Текст книги "Клеймо сводного брата"
Автор книги: Алла Лебедева
сообщить о нарушении
Текущая страница: 2 (всего у книги 4 страниц)
Глава 4.
*** Герман ***
В теле бурлит кровь. Дыхание спирает. А руки, словно сотни пчел искусали. Она.
Она со мной. Сейчас. Прямо здесь. Пусть в темноте. Пусть она думает, что это ее муж. Плевать, главное, не останавливаться.
Касаться ее, пока за дверью пиздец. Пока там умирают люди, пока жизнь не даст мне пинок под зад.
Главное, продолжать ласкать нежную кожу, задирать все выше свадебное платье, рвать его ко всем чертям.
Потому что нет ничего правильнее, чем любить Софию.
Нет ничего прекраснее, чем поднимать ее руки вверх, затягивать запястья собственным ремнем и закреплять, чтобы не дергалась, чтобы даже, если узнает, не посмела мне помешать брать то, что давно уже мое.
Иметь мою девочку. Мою нежную, хрупкую девочку.
– Петя, у тебя такой хриплый голос… – шепчет она тихо, и меня кроет злобой, хочется задрать ее голову, выжечь клеймо губами на шее и сделать так, что она никогда ни о ком больше не думала. Никогда.
Только обо мне. Только о том, кто сейчас водит по ткани трусиков пальцами вверх-вниз, чувствуя, как они намокают, а половые губки набухают от возбуждения. Так скромно. Так чисто.
Раздвигаю ноги шире, молчу, чтобы больше не выдавать себя, и натягиваю белье. Так сильно, что оно рвется. Соня вскрикивает, пытается дергаться.
– Петя, зачем это? Перестань так себя вести. Меня это пугает, – просит она, но уже мокрая. Уже готовая меня принять.
А между ног словно огнем горит, член ноет, желание просится наружу. Пожирает изнутри, разрастается подобно вирусу по телу, убивая разум. Открывая только животные инстинкты. Вытаскивая наружу зверя, готового сожрать невинное тело.
Опускаясь на колени перед ней, я прикрываю глаза, задыхаясь от сладчайшего запаха, что дергает за струны нервов, вынуждая испытывать натуральную жажду.
– Петя, что ты там делаешь? – постанывает она, когда касаюсь нежных лепесточков, когда раздвигаю и вижу влажный блеск. Даже в темноте видно то, как она течет.
Нежная. Такая, наверняка, сладкая. Впрочем, зачем фантазировать, лучше попробовать.

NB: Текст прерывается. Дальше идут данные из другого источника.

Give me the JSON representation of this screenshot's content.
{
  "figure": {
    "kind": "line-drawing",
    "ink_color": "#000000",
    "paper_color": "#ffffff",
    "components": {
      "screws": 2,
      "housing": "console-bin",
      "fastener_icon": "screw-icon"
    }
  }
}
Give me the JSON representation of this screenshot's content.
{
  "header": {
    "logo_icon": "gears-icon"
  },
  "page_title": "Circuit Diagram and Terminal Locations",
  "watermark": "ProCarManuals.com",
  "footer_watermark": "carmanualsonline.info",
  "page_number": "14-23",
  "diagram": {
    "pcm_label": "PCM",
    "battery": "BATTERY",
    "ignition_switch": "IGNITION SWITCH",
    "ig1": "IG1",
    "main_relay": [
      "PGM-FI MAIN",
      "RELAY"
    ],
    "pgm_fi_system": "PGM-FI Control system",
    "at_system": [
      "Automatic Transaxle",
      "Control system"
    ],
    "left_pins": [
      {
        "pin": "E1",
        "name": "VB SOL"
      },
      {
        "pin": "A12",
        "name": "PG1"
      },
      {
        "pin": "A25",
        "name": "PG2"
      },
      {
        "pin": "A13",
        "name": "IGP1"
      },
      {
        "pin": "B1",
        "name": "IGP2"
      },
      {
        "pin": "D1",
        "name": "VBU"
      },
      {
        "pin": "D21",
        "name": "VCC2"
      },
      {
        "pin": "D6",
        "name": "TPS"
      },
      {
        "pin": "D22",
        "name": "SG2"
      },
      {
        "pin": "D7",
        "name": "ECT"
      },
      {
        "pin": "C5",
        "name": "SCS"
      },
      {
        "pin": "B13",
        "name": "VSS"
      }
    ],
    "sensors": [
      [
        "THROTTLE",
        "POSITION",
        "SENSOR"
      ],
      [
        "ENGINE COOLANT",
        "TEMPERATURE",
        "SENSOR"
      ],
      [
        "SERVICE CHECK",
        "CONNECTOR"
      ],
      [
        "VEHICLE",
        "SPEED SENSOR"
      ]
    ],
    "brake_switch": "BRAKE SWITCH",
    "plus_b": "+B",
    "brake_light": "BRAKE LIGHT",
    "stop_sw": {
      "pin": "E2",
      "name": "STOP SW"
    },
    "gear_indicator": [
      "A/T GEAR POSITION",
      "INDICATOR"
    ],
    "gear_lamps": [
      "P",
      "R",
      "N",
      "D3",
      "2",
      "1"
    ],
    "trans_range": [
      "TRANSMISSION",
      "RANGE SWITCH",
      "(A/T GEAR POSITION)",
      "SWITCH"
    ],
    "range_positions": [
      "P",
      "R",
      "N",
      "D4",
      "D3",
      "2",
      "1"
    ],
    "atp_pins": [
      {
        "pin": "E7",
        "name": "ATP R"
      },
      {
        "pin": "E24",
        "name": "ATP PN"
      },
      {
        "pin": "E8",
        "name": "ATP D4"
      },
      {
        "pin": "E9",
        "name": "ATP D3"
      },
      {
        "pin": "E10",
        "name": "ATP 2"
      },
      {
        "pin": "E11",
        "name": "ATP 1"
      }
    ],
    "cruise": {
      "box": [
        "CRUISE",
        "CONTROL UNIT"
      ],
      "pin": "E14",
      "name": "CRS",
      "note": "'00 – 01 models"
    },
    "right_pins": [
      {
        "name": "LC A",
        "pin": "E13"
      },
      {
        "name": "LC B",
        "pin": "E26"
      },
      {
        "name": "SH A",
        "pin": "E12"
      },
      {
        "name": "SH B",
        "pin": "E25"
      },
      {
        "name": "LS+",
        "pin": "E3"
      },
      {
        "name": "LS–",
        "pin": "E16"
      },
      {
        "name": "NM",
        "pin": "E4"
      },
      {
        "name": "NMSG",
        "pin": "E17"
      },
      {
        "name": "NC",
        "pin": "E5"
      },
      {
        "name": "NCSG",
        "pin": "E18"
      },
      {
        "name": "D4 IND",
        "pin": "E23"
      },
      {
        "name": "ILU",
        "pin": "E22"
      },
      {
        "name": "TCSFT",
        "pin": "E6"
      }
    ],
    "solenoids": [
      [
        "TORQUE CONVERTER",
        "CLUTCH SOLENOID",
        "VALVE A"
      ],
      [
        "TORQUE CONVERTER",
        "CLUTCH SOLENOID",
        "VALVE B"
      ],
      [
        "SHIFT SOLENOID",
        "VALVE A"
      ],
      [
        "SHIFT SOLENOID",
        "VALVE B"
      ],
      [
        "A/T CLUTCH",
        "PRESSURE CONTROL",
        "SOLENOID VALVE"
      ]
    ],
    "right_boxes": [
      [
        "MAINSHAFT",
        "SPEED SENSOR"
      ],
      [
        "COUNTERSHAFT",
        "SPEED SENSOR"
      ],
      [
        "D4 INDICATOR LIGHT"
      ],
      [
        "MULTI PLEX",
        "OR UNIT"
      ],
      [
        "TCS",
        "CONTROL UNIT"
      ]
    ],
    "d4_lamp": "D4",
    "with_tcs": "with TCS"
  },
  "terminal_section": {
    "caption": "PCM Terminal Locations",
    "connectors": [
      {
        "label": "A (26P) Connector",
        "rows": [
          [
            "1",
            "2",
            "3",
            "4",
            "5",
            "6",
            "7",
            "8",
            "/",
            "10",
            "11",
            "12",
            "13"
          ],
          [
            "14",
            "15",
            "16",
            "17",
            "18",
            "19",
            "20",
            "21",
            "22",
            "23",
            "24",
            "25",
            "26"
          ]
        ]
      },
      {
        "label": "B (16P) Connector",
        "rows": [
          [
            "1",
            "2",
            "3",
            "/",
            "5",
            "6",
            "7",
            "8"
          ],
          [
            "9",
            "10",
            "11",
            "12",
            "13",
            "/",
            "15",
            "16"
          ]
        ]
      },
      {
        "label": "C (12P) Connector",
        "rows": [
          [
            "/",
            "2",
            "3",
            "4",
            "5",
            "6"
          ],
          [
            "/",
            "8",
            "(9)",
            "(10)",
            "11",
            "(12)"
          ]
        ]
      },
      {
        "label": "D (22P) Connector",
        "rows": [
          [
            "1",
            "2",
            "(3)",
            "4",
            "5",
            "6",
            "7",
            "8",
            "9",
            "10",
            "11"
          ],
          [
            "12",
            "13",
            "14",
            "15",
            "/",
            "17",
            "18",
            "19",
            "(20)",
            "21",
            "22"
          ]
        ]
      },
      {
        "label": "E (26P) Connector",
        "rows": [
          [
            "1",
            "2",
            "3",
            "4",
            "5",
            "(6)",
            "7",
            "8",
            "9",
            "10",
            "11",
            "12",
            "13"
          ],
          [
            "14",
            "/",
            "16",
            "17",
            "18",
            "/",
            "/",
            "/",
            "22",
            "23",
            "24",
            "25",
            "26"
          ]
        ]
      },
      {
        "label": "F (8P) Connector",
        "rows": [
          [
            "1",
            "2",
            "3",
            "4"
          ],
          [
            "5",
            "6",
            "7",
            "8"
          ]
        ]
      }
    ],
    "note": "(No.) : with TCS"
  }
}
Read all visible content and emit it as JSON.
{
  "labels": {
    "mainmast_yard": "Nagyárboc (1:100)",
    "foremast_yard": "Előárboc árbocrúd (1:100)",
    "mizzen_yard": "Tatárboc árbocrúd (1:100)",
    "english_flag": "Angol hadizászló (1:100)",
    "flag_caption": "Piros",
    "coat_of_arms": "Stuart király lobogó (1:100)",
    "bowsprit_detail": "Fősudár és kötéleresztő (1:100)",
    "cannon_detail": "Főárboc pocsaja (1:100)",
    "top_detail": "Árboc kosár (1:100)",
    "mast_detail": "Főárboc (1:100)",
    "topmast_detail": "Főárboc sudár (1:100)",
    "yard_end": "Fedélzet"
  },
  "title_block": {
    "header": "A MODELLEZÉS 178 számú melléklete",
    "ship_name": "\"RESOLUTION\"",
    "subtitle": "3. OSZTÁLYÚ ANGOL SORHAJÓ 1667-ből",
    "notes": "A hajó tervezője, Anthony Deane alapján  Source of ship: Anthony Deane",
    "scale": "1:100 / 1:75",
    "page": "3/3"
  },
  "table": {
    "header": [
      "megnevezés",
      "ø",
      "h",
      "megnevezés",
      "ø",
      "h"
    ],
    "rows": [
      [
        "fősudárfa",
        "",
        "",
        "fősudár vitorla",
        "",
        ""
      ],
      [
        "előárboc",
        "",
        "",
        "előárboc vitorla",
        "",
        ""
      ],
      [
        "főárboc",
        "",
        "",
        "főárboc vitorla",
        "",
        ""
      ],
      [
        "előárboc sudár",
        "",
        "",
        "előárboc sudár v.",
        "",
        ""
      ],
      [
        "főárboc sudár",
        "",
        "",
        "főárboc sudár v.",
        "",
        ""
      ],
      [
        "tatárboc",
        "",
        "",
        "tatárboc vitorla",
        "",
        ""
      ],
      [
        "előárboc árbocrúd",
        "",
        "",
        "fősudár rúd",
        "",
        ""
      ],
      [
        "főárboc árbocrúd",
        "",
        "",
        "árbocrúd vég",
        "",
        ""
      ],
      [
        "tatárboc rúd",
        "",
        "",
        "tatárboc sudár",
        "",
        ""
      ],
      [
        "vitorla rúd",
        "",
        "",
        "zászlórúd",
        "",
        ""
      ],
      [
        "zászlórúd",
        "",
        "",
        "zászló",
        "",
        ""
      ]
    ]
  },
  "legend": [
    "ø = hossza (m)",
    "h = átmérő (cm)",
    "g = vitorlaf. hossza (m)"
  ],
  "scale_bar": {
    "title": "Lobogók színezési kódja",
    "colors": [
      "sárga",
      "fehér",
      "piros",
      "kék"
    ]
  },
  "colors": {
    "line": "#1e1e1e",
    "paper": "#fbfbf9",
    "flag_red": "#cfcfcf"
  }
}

Хватаю за попку, раздвигаю мягкие губки шире и принимаюсь испивать сок из ее глубин. Вылизывать, слышать сверху приглушенные стоны.
– Ах, Петя. Это… это… просто не останавливайся. Просто…
Так терпко, так горячо. Так узко. Стоит только представить, как член будет проникать в тугую, влажную, мягкую плоть, зубы сводит от удовольствия. Достаю член и начинаю надрачивать рукой. Медленно. Не торопясь, потому что еще немного и я не доведу свою девочку до финала.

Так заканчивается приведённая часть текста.